Imogen Cunningham’s “Magnolia Blossom” (1925) is both shy and seductive, all secret folds and sighs. The magnolia close-up “Tower of Jewels,” with its tightly packed pistil and fabulous, come-get-me crown of stamens, is almost indecent.  She wrote: “To worship beauty for its own sake is narrow, and one surely cannot derive from it that esthetic pleasure which comes from finding beauty in the commonest things.”

Ansel Adams icons — “Moonrise, Hernandez, New Mexico” (1941) and “Half Dome, Blowing Snow, Yosemite National Park” (ca. 1955) awed anew. But it was the smaller, quieter “Grass in Rain, Glacier Bay National Monument” (1948) that unexpectedly moved. You can caress, get eye-to-eye, even taste a blade of grass in a way you can’t with a majestic cliff.

Internationally renowned contemporary photographer Richard Misrach (b. 1949) is also known for his association with Western landscapes, also uses an oversize view camera and who also takes long-range photos with great depth of field. And though humans, as in the work of Group f/64, are largely absent from his photos, their dirty fingerprints are all over the deserts, mountains and inland seas.

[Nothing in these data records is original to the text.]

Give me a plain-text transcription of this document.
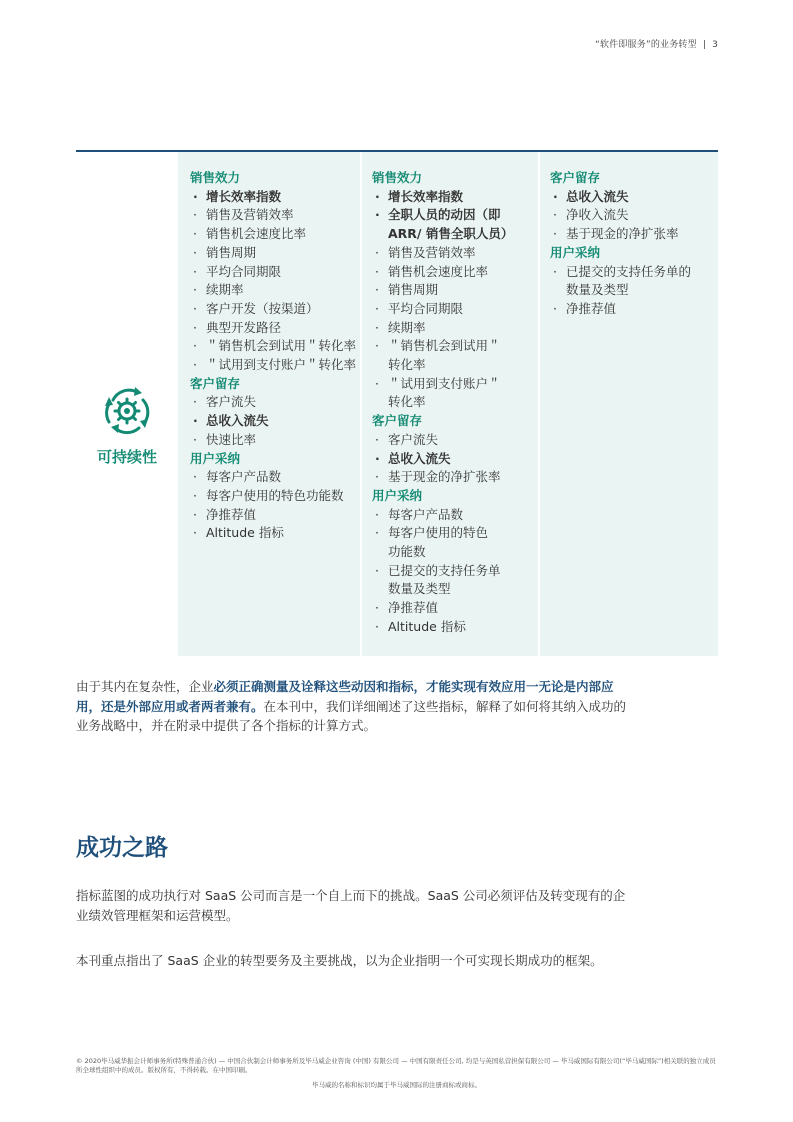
“软件即服务”的业务转型 | 3
可持续性
销售效力
· 增长效率指数
· 销售及营销效率
· 销售机会速度比率
· 销售周期
· 平均合同期限
· 续期率
· 客户开发（按渠道）
· 典型开发路径
· ＂销售机会到试用＂转化率
· ＂试用到支付账户＂转化率
客户留存
· 客户流失
· 总收入流失
· 快速比率
用户采纳
· 每客户产品数
· 每客户使用的特色功能数
· 净推荐值
· Altitude 指标
销售效力
· 增长效率指数
· 全职人员的动因（即
ARR/ 销售全职人员）
· 销售及营销效率
· 销售机会速度比率
· 销售周期
· 平均合同期限
· 续期率
· ＂销售机会到试用＂
转化率
· ＂试用到支付账户＂
转化率
客户留存
· 客户流失
· 总收入流失
· 基于现金的净扩张率
用户采纳
· 每客户产品数
· 每客户使用的特色
功能数
· 已提交的支持任务单
数量及类型
· 净推荐值
· Altitude 指标
客户留存
· 总收入流失
· 净收入流失
· 基于现金的净扩张率
用户采纳
· 已提交的支持任务单的
数量及类型
· 净推荐值

由于其内在复杂性，企业必须正确测量及诠释这些动因和指标，才能实现有效应用一无论是内部应用，还是外部应用或者两者兼有。在本刊中，我们详细阐述了这些指标，解释了如何将其纳入成功的业务战略中，并在附录中提供了各个指标的计算方式。

成功之路

指标蓝图的成功执行对 SaaS 公司而言是一个自上而下的挑战。SaaS 公司必须评估及转变现有的企业绩效管理框架和运营模型。

本刊重点指出了 SaaS 企业的转型要务及主要挑战，以为企业指明一个可实现长期成功的框架。

© 2020毕马威华振会计师事务所(特殊普通合伙) — 中国合伙制会计师事务所及毕马威企业咨询 (中国) 有限公司 — 中国有限责任公司, 均是与英国私营担保有限公司 — 毕马威国际有限公司(“毕马威国际”)相关联的独立成员所全球性组织中的成员。版权所有，不得转载。在中国印刷。
毕马威的名称和标识均属于毕马威国际的注册商标或商标。
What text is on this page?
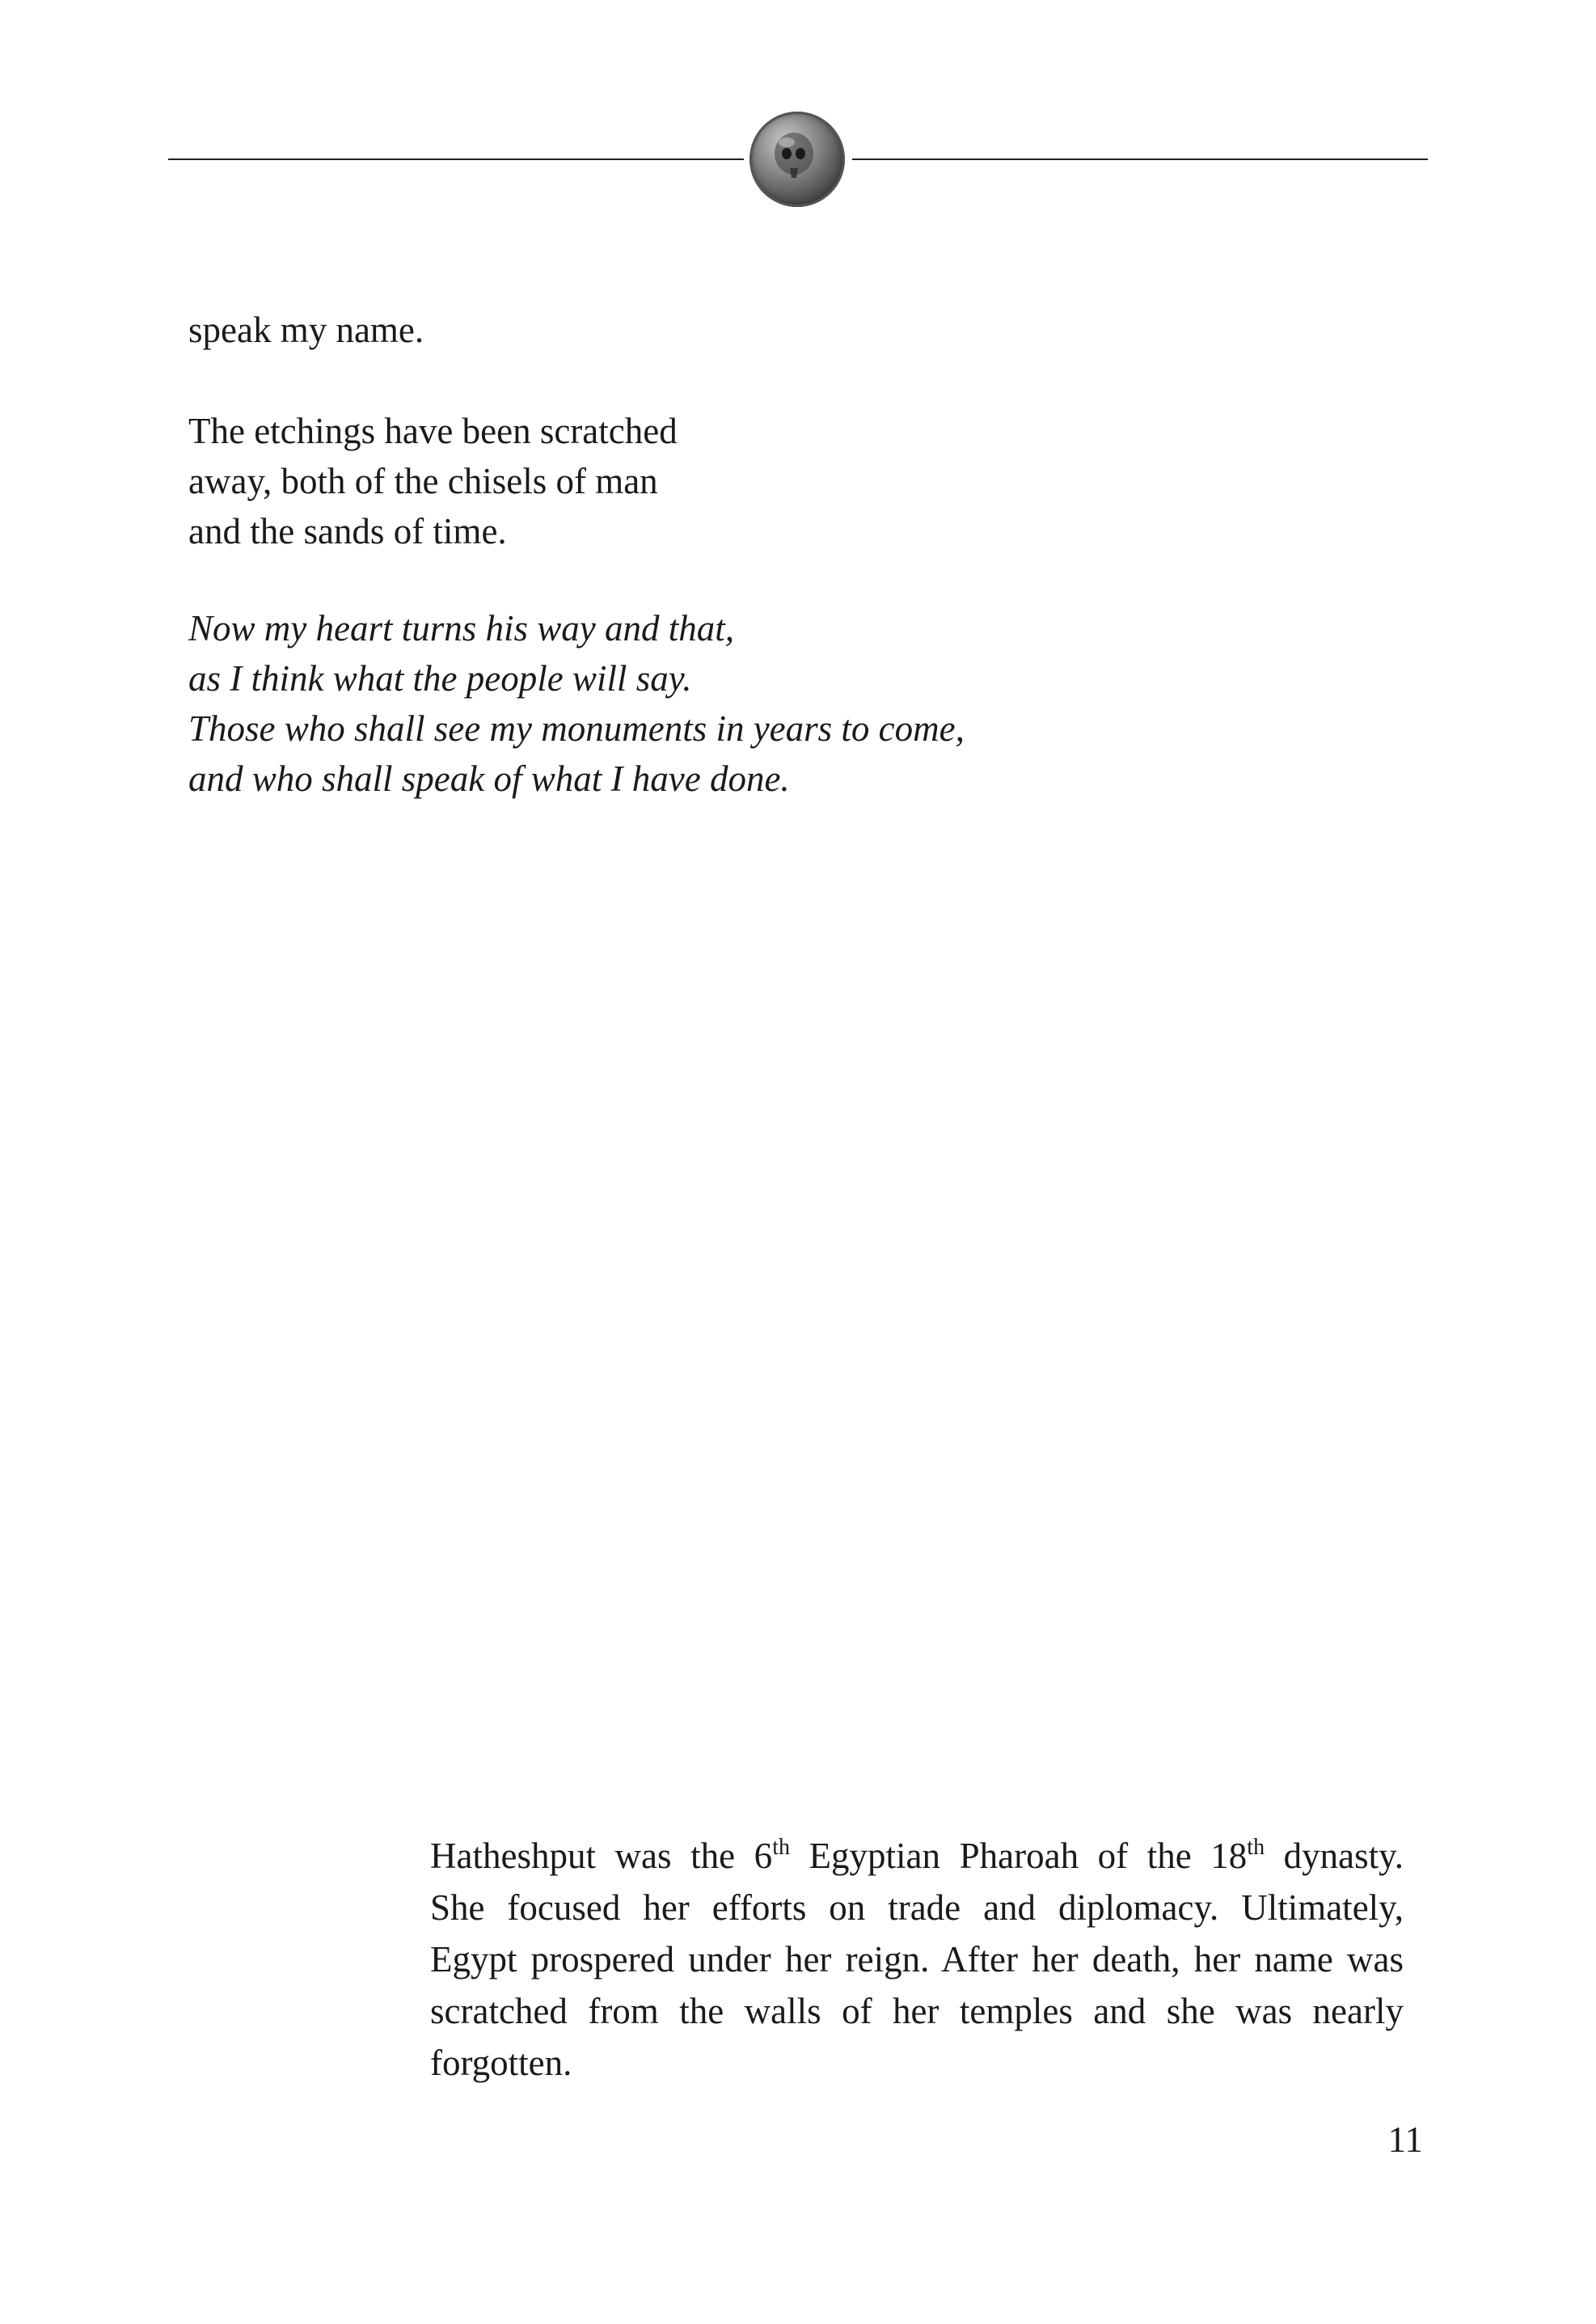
speak my name.
The etchings have been scratched
away, both of the chisels of man
and the sands of time.
Now my heart turns his way and that,
as I think what the people will say.
Those who shall see my monuments in years to come,
and who shall speak of what I have done.
Hatheshput was the 6th Egyptian Pharoah of the 18th dynasty.
She focused her efforts on trade and diplomacy. Ultimately,
Egypt prospered under her reign. After her death, her name was
scratched from the walls of her temples and she was nearly forgotten.
11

“I had grown up on the great landscape photographers, like Ansel Adams and Edward Weston. ... The formal beauty of the f/64 group got under my skin. At the same time, I found myself at the center of the cultural and political revolution that was the 60s. Little surprise that I have been trying to reconcile these two poles ever since.”

In 1979, Misrach began an ongoing series of photographs entitled “Desert Cantos,” several of which are included here. “I’ve always thought of the desert landscape as a place where culture-civilization stands out in relief,” he observes.  “Whether it’s military testing, environmental degradation or government policy, the desert is one of the places where civilization and nature collide.”

California’s Salton Sea was formed when, in a disastrously managed irrigation crisis, the Colorado River was allowed to flow into an ancient lake bed from 1905 to 1907.

Several of the Salton Sea photos in the exhibit, with their huge expanses of sea and sky, low-hanging clouds and the occasional blood-red smear, seem to depict the day of creation. Others — of submerged gas pumps, lampposts and clotheslines — show the detritus of human life and the inexorable rising of the fetid water.

There are series titled “Battleground Points” and “Desert Fires.” Two photos — pristine white and dove-gray — of White Sands, New Mexico, make it especially horrifying to contemplate that the first nuclear weapon (code named Trinity) was tested here in 1945, less than a month before the United States annihilated the Japanese cities of Hiroshima and Nagasaki.

“Whatever else a photograph may be about, it is always about time.” This is mounted above “Cloud No. 189” (1992).

“The world is as terrible as it is beautiful, but when you look more closely, it is as beautiful as it is terrible,”  Misrach wrote in 1979.

Misrach’s photos are powerfully paradoxical. They speak to our hunger both to create and destroy; our drive both to observe beauty and to violate it; the sorrow that we’ve wrecked so much of our earth — and the wonder that so much that still breaks our collective heart survives.